I assume that most of us either read it or don’t read it and agree or disagree. Perhaps we have conversations at home or probably we simply move on to another article, not driven to assuage or inflame.
If a recipe for blueberry pie was published, nobody would go on about the great need to canonize the blueberry nor would they revolt and state that even though blueberries make them sick, they definitely aren’t anti blueberry.
Simplistic, perhaps – but the reactions never waver.
Vanessa B says
Balian, I thanked Tamara because I can relate to this article! I also have mapped communities in the ADK according to where I think it would be ok for my multiracial family to live versus not. Maybe we’re all just commenting to reflect our genuine reactions…

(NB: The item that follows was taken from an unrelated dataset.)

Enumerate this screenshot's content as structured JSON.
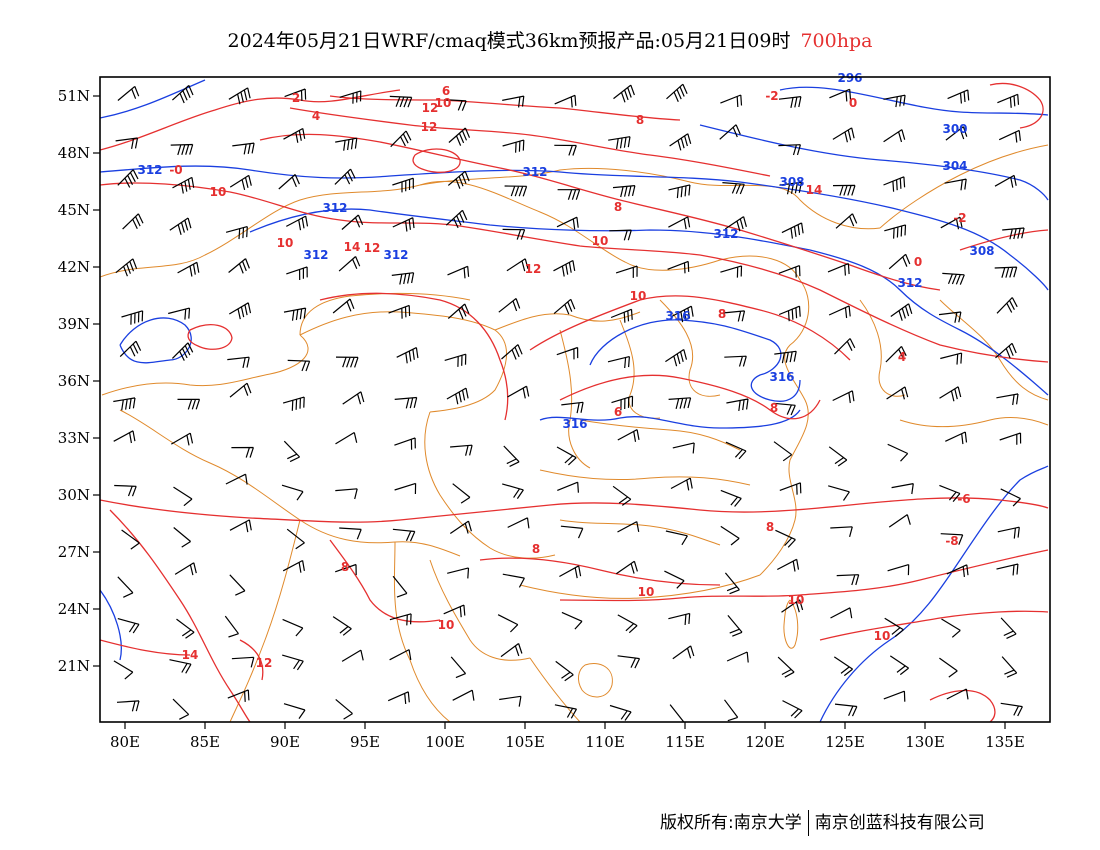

I have often said that our experience in terms of NoCo folks being welcoming has been mixed, often wonderful, but for sure wonderful mixed with some sketchy stuff. And I’ve been frequenting the region my whole shortish adult life, since 2005-2006.
It is really helpful to hear from other folks who are in similar (yet also quite different from my own) situations. I appreciate the Explorer publishing and Tamara’s writing genuinely. And that’s literally my whole motivation to comment.
Balian the Cat says
Vanessa – I concluded that my statement was simplistic. I absolutely believe that there are kind and welcoming/accepting people in the world, I was merely pointing out that commenters seem to fall into two general camps where this sort of story is concerned. That it is “controversial” at all tells you everything you need to know.
Vanessa B says
I have been unable to reply until now and want to say that I get you, and it’s all good. the article shouldn’t be a controversial take, I agree. Anyway, hope all is well with you Balian!
Susan says
I think it is time we all move on from viewing the world through a lens of racism, and instead view it through a lens of characterism.
John J. Warren says
I think the article was honest, heartfelt and terrific! Confronting our past and the continuing subtle and not so subtle racism that carries forward to this day is uncomfortable, sometimes devastating, and very necessary. A true reckoning with our history is critical to shaping a better future on behalf of everyone. It is important that we not shrug off the experience and feelings of people of color anywhere in our nation. Viewing through the lens of character is a laudable goal but we cannot get there until we accept and acknowledge what has been our heritage, enhance our awareness of how racism affects us all today and begin to learn how to undo it in our future.